The exact etiology of the DIP is uncertain but 58-91% of DIP cases are linked with cigarette smoking[4, 5]. In addition, the DIP may be associated with harmful irritating substances from environmental/occupational (such as asbestos, talc, graphite, silica and aluminum), systemic disease virus infection and drugs [6, 7]. The main histopathological feature of DIP is a large number of macrophages in alveoli, which were usually diffusely distributed throughout the pulmonary acini within alveoli, and proliferation of pneumocytes over the course of alveolar septa . Although there may be mild infiltration of inflammatory cells in the alveolar septum, the alveolar structure generally remained normal. The infiltrating inflammatory cells include a small number of eosinophils, accompanied by fibroblast proliferation. The rare changes are mild fibrosis, but severe fibrosis and honeycomb like lesions are very rare.
Pathological diagnosis is the "gold standard" for the diagnosis of DIP. Methods of lung biopsy included transbronchial lung biopsy (TBLB), CT-guided percutaneous needle biopsy, transbronchial cryobiopsy and surgical lung biopsy. Lung specimens from TBLB are too small, which can't fully reflect the scope and degree of lung lesions and satisfy the diagnosis of interstitial lung disease. The specimens from surgical lung biopsy can meet the diagnostic requirements of interstitial lung disease, but the surgical lung biopsy is costly and traumatic, which is not easy for patients to accept. Transbronchial cryobiopsy or CT-guided percutaneous lung biopsies have fewer healthcare costs, fewer traumatic, and the specimens can meet the diagnostic requirements of interstitial lung disease, which is easy for patients to accept. This patient underwent percutaneous lung biopsy and the result showed that there were a large number of macrophages in the alveolar cavity and chronic inflammation was noted in the interstitium, so it could be diagnosed as DIP. At the same time, the patient had no history of smoking or second-hand smoke, which was rare in the literature. The patient was a sculptor. Because the environmental or occupational exposure may be one of an etiological risk factors, it is speculated that dust inhalation may be one of the inducing factors in this case. However, because the specimens were relatively small, it was impossible to know whether there was dust deposition in other lesions regions.
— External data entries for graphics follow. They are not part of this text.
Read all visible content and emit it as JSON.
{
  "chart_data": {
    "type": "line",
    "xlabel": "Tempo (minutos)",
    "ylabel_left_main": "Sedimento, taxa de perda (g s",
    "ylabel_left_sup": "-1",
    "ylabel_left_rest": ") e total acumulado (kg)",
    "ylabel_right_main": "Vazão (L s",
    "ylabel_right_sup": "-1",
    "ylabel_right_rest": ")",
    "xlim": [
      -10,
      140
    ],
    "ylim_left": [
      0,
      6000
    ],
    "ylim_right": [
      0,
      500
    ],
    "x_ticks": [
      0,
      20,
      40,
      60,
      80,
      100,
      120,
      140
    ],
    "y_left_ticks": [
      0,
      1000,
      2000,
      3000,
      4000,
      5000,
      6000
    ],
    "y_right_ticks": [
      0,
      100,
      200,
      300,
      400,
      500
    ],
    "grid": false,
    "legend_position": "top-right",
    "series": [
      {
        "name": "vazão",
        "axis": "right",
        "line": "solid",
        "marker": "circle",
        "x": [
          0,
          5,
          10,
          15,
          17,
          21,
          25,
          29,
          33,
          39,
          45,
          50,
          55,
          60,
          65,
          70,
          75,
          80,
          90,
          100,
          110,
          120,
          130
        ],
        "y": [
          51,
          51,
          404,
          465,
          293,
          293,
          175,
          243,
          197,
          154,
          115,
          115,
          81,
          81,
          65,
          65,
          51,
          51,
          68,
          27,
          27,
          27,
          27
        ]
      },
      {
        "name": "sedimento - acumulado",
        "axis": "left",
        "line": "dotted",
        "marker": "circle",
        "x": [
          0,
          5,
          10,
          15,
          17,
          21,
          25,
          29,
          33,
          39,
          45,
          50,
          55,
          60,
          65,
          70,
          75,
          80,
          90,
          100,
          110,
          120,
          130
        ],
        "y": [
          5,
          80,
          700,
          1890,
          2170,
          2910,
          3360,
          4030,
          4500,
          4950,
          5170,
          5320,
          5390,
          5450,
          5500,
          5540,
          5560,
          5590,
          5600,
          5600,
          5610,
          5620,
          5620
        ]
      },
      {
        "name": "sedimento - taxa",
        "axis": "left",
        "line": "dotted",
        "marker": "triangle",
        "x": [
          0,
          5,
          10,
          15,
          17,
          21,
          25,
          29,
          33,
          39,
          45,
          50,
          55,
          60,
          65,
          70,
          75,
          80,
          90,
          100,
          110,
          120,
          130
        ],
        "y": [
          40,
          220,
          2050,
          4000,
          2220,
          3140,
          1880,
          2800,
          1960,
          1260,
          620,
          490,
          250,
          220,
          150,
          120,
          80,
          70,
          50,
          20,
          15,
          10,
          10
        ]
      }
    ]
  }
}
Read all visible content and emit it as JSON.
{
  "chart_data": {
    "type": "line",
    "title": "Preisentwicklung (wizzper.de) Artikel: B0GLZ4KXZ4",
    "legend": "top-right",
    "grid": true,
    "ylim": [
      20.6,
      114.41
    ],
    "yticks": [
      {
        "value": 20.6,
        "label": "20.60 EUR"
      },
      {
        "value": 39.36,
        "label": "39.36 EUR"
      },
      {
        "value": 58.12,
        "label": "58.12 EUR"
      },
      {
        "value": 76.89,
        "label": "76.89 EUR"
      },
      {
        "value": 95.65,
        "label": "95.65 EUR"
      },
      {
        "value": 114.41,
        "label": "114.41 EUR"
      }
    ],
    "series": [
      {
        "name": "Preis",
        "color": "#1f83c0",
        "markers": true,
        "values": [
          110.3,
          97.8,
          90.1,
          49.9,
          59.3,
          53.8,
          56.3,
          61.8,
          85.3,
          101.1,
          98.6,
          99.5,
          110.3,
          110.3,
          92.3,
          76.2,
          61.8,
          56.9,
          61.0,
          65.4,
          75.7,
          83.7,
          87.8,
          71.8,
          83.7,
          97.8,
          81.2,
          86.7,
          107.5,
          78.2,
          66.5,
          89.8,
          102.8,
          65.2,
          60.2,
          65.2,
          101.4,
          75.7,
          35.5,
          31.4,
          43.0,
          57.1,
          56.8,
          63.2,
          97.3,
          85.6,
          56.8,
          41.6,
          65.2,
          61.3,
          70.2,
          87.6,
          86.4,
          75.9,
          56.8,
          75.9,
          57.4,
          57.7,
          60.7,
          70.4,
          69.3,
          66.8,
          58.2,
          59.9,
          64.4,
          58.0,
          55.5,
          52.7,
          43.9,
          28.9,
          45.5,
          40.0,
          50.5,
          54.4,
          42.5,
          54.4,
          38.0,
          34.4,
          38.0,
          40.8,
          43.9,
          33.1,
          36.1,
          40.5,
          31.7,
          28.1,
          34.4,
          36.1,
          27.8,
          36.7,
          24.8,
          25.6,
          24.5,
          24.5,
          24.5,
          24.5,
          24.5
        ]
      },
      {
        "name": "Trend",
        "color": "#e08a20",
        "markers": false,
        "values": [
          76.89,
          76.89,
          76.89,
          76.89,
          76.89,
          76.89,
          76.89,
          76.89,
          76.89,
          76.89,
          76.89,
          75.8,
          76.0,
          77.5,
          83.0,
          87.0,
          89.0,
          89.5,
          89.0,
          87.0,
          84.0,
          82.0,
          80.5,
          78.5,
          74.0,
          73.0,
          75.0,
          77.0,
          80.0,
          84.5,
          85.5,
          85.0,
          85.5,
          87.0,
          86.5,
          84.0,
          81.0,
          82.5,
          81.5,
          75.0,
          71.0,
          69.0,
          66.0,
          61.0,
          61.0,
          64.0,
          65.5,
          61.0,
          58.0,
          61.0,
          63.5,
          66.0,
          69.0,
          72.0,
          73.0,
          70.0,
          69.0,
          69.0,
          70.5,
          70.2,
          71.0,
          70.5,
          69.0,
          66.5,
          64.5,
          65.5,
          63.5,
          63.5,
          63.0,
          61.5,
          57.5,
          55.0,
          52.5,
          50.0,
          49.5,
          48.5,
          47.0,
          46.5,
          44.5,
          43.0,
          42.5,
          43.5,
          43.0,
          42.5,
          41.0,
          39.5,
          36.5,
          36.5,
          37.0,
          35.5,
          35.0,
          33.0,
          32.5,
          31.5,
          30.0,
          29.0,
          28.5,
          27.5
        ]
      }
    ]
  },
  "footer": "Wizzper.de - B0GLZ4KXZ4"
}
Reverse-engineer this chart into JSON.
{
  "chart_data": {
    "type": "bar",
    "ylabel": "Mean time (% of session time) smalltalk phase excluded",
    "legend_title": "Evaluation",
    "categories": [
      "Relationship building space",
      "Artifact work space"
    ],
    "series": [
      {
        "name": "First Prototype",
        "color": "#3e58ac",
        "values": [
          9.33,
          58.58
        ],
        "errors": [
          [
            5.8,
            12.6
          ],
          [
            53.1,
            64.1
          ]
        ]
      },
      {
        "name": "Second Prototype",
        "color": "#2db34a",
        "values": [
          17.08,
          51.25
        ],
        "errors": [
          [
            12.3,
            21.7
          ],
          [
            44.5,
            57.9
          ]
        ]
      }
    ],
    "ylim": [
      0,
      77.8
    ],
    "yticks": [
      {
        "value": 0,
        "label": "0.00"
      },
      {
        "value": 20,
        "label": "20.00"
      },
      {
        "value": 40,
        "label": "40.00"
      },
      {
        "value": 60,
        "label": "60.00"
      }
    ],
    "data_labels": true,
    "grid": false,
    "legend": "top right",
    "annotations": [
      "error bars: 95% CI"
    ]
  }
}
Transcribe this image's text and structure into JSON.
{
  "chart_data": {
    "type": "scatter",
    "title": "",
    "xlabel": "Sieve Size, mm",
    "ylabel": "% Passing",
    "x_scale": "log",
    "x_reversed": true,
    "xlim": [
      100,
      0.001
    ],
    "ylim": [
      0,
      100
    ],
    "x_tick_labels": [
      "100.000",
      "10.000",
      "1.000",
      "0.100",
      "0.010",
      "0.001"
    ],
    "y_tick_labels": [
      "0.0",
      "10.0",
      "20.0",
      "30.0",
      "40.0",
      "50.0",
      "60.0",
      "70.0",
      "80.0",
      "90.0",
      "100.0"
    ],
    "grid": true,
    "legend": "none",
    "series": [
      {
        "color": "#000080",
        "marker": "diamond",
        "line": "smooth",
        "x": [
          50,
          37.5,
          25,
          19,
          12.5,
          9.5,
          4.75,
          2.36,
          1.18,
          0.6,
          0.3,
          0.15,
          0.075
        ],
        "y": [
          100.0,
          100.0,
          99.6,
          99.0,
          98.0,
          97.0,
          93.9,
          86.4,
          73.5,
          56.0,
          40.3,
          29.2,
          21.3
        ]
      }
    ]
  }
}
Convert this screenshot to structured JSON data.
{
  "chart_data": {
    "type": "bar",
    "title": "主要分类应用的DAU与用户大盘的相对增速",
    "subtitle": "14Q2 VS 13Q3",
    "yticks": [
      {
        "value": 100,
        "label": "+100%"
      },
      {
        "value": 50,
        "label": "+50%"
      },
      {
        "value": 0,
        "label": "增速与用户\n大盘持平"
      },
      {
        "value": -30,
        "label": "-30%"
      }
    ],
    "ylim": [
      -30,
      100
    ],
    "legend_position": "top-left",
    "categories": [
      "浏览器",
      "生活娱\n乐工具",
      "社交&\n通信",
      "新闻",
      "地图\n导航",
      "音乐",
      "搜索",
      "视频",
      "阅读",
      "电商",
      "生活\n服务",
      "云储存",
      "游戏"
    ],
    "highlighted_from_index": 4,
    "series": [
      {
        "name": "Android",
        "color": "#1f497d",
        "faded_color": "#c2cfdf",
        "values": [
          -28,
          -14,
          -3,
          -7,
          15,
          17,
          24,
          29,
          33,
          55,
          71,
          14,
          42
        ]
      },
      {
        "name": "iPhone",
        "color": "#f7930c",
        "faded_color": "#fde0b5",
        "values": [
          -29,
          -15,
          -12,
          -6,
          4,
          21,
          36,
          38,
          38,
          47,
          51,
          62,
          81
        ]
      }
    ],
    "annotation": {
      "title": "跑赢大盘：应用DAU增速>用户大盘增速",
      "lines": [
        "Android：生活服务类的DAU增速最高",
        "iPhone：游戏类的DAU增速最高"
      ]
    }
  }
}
The special feature of this case was lung CT, which showed a single solid mass in the right lower lung, and then rapidly progressed with peripheral infection. However, the typical imaging manifestation of DIP is diffuse ground glass shadow in both lungs, which is located under the pleura. The lower lung is more than the upper lung, and some are accompanied by linear opacities and reticulation in the base . Honeycomb appearance is uncommon. Therefore, the imaging findings of this case were different from the typical imaging findings of DIP, which were rarely reported in the literature. These imaging findings were often misdiagnosed as pulmonary malignant tumor because of PETCT demonstrated hypermetabolism and the patients were usually treated by surgery. Therefore, for the pulmonary mass, even if PETCT indicates hypermetabolic lesions and highly suspected tumor, the pathological diagnosis of preoperative mass is still very important to avoid irreversible damage to patients.
The main treatment is to quit smoking and glucocorticoid therapy and some cases become spontaneous remission after quitting smoking. Glucocorticoids have been reported to be beneficial in case series, although improvement may be temporary . Environmental/occupational factors are also suspicious etiology of DIP [6, 7]. That DIP improved in two cases after leaving the workplace without steroid treatment was reported by Lougheed et al . Therefore, It is reasonable to terminate any possible environmental risk factors. Initial glucocorticoid therapy consists of 40-60 mg/day for 6 weeks, then decreased gradually and stopped within 6-9 months. Glucocorticoid therapy of this case: intravenous methylprednisolone 40mg for 2 weeks, oral prednisone 40mg for 3 weeks, and then decrease 5 mg weekly until to 20 mg. Then the dose was reduced by 5 mg monthly until to 10 mg and maintained for three months. The total course of treatment was half a year. The case clinical symptoms and radiology were significant improvement after steroid treatment.